The use of organic materials in the technology intrigued him.

“The sun powers plants through photosynthesis, and solar panels have a very similar process. I was drawn to the comparison between the natural world and the more futuristic renewable energy technologies. I’d been sitting on the idea of a greenhouse and solar panels for a while. The ESB fund crystalised it for me because there is a very direct link between the ESB and future thinking around energy, so I applied,” he says.

VISUAL is on the grounds of Carlow College, an area with plenty of space and lots of opportunities for passers-by to see the illuminated greenhouse, and for local people to come together in it.

“Community engagement was central to the project,” Beattie says. “We recently did our first workshop in the greenhouse, with a plant exchange and planting.

“It’s an ongoing process of engagement, initiating the idea of collective care. Some of the plants have been donated, others have come from seeds planted by local school children,” says Beattie, an avid gardener who planted a lemon tree in the greenhouse, in order to undertake experiments with local school children to show how fruit and veg can store and release energy, like a battery.

The greenhouse has tea and coffee plants too, prompting thoughts about the distances food and drink we take for granted travels.

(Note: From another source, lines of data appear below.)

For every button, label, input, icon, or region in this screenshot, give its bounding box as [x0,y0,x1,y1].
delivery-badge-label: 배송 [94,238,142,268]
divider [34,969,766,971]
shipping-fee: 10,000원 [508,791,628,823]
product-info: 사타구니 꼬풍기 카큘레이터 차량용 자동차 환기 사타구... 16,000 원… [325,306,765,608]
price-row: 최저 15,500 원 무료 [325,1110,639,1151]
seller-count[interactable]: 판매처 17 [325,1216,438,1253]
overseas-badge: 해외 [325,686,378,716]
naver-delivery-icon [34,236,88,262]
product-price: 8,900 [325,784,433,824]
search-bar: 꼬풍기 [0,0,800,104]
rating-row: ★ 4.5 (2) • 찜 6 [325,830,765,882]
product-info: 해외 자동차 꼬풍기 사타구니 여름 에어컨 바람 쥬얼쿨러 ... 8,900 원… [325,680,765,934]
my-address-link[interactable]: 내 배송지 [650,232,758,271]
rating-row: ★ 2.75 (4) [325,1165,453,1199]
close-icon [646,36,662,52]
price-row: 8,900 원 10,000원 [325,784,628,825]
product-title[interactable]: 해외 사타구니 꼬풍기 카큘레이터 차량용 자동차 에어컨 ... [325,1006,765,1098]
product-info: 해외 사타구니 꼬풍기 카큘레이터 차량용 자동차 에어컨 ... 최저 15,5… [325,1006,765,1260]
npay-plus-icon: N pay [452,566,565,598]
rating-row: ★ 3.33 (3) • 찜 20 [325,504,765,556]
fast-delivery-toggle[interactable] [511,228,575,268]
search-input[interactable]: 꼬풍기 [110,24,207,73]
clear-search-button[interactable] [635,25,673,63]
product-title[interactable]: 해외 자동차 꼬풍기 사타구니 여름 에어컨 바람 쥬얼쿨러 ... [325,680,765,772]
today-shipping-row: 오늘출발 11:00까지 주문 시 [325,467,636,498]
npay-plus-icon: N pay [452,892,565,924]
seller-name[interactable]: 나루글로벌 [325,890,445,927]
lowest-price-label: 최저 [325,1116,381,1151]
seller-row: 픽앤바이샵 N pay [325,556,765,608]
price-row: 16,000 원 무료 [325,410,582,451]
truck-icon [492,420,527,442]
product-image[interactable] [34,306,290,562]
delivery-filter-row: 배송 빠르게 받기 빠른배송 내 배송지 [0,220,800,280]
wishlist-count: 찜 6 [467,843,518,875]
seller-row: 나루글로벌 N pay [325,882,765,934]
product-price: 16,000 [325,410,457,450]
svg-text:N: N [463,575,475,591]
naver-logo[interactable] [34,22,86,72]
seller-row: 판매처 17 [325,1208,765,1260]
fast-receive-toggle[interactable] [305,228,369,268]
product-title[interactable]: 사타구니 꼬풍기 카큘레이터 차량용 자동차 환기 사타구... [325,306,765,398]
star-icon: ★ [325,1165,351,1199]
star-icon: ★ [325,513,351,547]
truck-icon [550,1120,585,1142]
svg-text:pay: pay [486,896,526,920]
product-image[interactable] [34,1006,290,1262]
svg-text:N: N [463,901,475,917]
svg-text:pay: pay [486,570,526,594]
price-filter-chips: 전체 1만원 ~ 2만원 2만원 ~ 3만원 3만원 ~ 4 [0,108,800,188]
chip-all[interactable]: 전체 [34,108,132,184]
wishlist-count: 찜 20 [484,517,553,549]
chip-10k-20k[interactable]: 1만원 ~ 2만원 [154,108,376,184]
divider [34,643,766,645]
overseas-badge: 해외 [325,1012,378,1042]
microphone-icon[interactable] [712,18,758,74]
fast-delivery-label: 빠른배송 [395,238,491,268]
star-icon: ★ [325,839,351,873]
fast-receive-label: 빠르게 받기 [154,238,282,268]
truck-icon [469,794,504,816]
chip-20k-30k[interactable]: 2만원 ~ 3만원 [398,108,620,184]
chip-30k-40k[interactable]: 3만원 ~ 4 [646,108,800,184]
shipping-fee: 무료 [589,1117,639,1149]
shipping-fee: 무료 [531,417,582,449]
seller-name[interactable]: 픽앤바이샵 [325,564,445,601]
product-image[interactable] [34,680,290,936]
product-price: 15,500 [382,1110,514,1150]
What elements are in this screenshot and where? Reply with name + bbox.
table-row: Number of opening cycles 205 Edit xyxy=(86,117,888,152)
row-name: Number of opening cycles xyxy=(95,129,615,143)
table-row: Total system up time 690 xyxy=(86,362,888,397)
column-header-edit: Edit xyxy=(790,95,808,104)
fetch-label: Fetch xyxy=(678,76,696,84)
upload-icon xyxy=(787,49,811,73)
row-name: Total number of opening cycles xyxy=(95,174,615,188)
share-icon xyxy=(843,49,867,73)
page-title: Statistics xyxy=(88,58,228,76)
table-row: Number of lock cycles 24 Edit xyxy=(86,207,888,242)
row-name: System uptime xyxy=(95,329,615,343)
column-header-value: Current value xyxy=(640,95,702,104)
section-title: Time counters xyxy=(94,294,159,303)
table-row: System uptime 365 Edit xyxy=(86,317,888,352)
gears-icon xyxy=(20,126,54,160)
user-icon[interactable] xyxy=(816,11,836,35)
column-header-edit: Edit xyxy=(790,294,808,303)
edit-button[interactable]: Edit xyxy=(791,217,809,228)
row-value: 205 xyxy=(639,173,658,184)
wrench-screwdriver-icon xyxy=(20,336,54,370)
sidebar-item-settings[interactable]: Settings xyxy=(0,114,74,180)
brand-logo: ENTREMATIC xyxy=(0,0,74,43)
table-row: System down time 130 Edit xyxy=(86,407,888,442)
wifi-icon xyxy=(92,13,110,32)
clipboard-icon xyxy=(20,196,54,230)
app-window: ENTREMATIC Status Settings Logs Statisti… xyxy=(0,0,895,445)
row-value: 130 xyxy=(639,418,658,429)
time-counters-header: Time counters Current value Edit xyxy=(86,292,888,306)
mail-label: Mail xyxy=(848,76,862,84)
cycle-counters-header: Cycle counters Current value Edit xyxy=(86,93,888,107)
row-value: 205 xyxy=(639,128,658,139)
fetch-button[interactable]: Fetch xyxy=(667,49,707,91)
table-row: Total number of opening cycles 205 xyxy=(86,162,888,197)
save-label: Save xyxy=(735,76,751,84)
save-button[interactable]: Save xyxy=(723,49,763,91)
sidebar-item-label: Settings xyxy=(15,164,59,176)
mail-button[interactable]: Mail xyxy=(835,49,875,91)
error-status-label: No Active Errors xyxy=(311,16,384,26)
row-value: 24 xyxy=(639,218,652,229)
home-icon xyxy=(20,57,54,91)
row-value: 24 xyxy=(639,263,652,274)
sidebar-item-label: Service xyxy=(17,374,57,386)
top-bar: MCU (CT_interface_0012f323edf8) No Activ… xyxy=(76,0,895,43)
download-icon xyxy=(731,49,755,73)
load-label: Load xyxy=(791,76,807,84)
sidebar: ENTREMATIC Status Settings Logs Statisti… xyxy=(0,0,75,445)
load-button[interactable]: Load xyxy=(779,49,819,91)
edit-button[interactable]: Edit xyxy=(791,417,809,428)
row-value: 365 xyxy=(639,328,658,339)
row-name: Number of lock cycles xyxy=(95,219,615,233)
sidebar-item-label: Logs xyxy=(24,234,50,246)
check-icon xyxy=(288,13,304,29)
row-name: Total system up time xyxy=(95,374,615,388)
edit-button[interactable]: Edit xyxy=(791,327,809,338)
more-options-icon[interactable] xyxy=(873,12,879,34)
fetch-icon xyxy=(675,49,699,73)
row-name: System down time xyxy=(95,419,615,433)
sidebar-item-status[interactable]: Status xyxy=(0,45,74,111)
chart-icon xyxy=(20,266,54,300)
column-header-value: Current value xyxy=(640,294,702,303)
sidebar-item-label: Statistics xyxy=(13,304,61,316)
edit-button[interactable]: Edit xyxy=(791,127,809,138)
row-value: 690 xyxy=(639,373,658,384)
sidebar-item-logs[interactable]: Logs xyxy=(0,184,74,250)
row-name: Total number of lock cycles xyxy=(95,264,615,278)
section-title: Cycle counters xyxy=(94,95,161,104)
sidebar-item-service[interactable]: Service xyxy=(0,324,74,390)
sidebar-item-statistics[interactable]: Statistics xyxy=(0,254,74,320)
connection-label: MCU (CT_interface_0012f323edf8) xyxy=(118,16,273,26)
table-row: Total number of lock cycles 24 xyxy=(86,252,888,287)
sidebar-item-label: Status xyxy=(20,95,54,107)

“I’ve grown veg in my own garden for years, so it was always in the background, while my work was primarily sculptural. But the emergency around climate crisis has shifted the things that I do in my everyday life into my art practice, in a holistic crossover,” he explains.

The initiative is a good match for VISUAL Carlow as well, says curator Benjamin Stafford. “The environment is extremely high on the agenda at VISUAL and we’ve taken tangible steps to mitigate our impact on the environment, from keeping beehives to community gardening, to active composting and recycling programmes.

“The ESB Brighter Future Arts Fund is wonderful if it prompts people to think about and question where their food comes from and the energy usage involved, and grows awareness about different sources of energy.”

Bevin Cody, corporate reputation manager at ESB, says: “The idea for the ESB Brighter Future Arts Fund came in 2020 when we were looking at our response to Covid and what we could do to help communities. We recognised the really big need in the arts community and wanted to help and support them.”

The arts sector has a unique capacity to engage these really complex conversations in a really creative way

—  Bevin Cody, ESB

ESB worked with its charity partner Business to Arts to figure out the best way to work with the arts community in a way that aligns with its own strategy.

“We saw an opportunity around climate change, empowering communities to live in a more sustainable and efficient way and prompting that conversation,” Cody says. “The arts sector has a unique capacity to engage these really complex conversations in a really creative way. We saw it as an opportunity to use that creative platform to reach out and start these conversations and inspire people to take positive actions of their own.”

The €250,000 ESB Brighter Future Arts Fund was established, and artists and arts organisations were invited to submit project proposals for funding.

There were a number of criteria, she says. “We wanted to support collaborative projects within communities and we wanted to see how the project would extend beyond an art installation or a performance into a deeper conversation within the community, with an outreach element that bring members of the community together. The projects selected are great examples of these.”

ESB’s strategy is a sustainability strategy, Cody points out. “We have made a commitment to be NetZero by 2040. Part of that is through clean electricity but another part is through encouraging customers and communities to become more sustainable, more efficient, and to reach NetZero themselves.

“The whole subject of climate change and biodiversity crisis can feel overwhelming for people. This is a way to inspire people to talk about it, to see what they can do in a fresh way, and of doing so in a way that recognises the importance of arts in society generally.”